Пойдем с другой стороны. Где Алла взяла билет на премьеру? Купила в кассе или получила от кого-то из артистов или музыкантов. Участники спектакля дружно утверждают, что никто Аллу Сороченко не знает и билетов ей не оставлял, не передавал, не дарил и на спектакль ее не приглашал. Значит, она не из числа личных друзей. Что остается? Круг заинтересованных профессионалов - критиков, театроведов, музыковедов, к коим бывшая модель ну никак не относится. Круг приезжих, которые хотят походить по московским театрам, все равно по каким, и к ним Аллу тоже причислить нельзя. Есть еще круг тех, кто ходит в театр за компанию, пригласит кто-нибудь, купит билеты - чего ж не пойти? Но если Алла была одна, то этот вариант не проходит, а если пришла в театр с нейтральными знакомыми, то где они, почему никак себя не проявили на месте убийства? И последний круг - истинных любителей, которые готовы бежать в любую погоду за тридевять земель, чтобы послушать любимую оперу или любимого исполнителя. Неужели Алла именно такая? Чудны дела твои, господи. Впрочем, я знаю о ней так мало, что вполне могу допустить и такой изыск. Может быть, она училась музыке, собиралась стать певицей, но по каким-то причинам не сложилось, голос подвел или судьба пошла по другой дорожке, перевесила красивая внешность, замаячили большие деньги в модельной перспективе… Мало ли как могло пойти.
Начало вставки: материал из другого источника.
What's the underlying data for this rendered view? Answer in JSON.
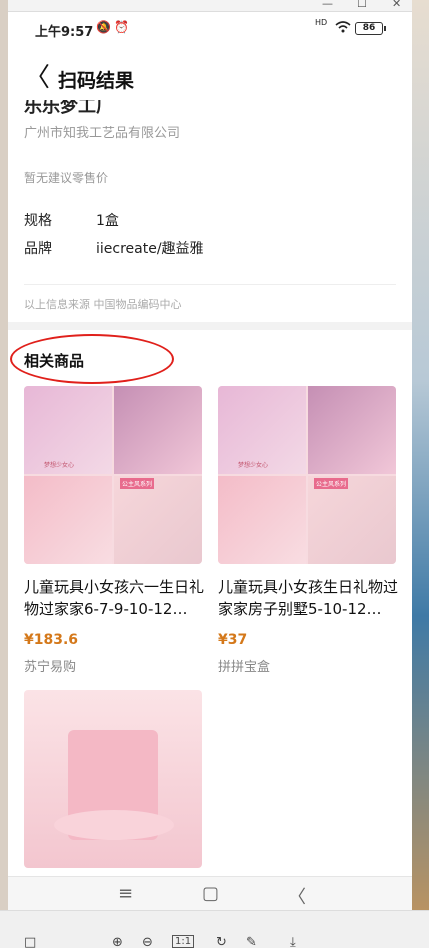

А любовь к опере осталась. Правда, Хвыля сказал, что спрашивал об этом у ее мужа Анташева, и тот с уверенностью ответил, что классической музыкой Алла не интересовалась и зачем она пошла на оперу - представления не имеет. Но ведь пошла же зачем-то! Мелькнула шальная мысль о том, что Алла работает на иностранную разведку и в театре у нее была назначена встреча с резидентом или агентом, но я тут же одернул себя и заставил вернуться на грешную землю. Хотя мысль сама по себе не так плоха, как кажется на первый взгляд, ибо в нее хорошо вписывается и то, что она была в театре одна, и убийство, которое выглядит как заказное, то есть профессионально исполненное. Но делиться этой мыслью с Хвылей я не стану, не хочу быть посмешищем.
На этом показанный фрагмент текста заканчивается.